Report on a consultation to the USAID/India integrated rural health and population project
Sign inAMERICAN PUBLIC HEALTH ASSOCIATION
Analyzes the feasibility of a comprehensive rural health project to reduce fertility and child mortality in India.
Wray, Joe D. · 1981

Abstract
Report is based on review of health, nutrition, and population documents and interviews with appropriate Indian officials. A substantial reduction in infant mortality in India depends upon improved antenatal care; better maternal nutrition during pregnancy and lactation; prompt, simple, and accessible treatment of diarrheal diseases and respiratory infections in infants; and improved nutritional status among infants and young children. Existing programs must include alternatives to sterilization (which has received almost sole emphasis to date) such as I.U.D.'s, condoms, and oral contraceptives. Also needed are better evaluation and logistical supply systems.

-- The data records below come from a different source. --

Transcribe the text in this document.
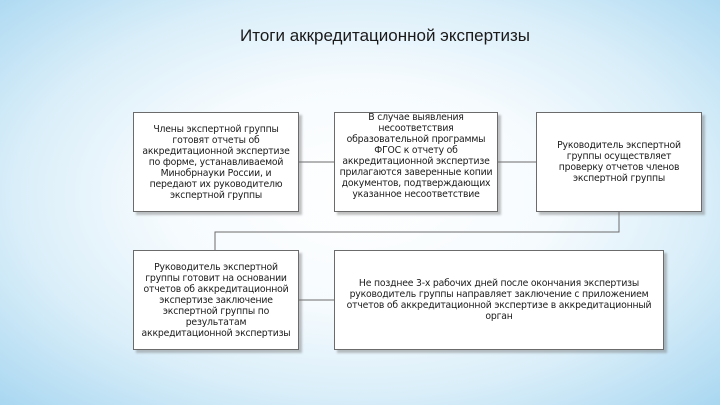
Итоги аккредитационной экспертизы
Члены экспертной группы готовят отчеты об аккредитационной экспертизе по форме, устанавливаемой Минобрнауки России, и передают их руководителю экспертной группы
В случае выявления несоответствия образовательной программы ФГОС к отчету об аккредитационной экспертизе прилагаются заверенные копии документов, подтверждающих указанное несоответствие
Руководитель экспертной группы осуществляет проверку отчетов членов экспертной группы
Руководитель экспертной группы готовит на основании отчетов об аккредитационной экспертизе заключение экспертной группы по результатам аккредитационной экспертизы
Не позднее 3-х рабочих дней после окончания экспертизы руководитель группы направляет заключение с приложением отчетов об аккредитационной экспертизе в аккредитационный орган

To successfully implement the proposed project, India's state and national governments should: (1) allow peripheral health workers to use one or two antibiotics under carefully specified circumstances and enlist the support of prominent Indian physicians who accept this approach; (2) recruit intelligent middle-aged women who have borne children and practice family planning to be community health workers; (3) recruit Indians with good management skills and insight into the problems of the health care system; (4) develop evaluation procedures, define measureable standards for evaluating health care workers and the entire health care system, collect baseline data, and devise a methodology for collecting the minimal essential evaluation and monitoring information; and (5) assign priority to the development of pilot health centers which demonstrate an optimum health care methodology in concrete terms and provide a setting for training community health volunteers and other workers.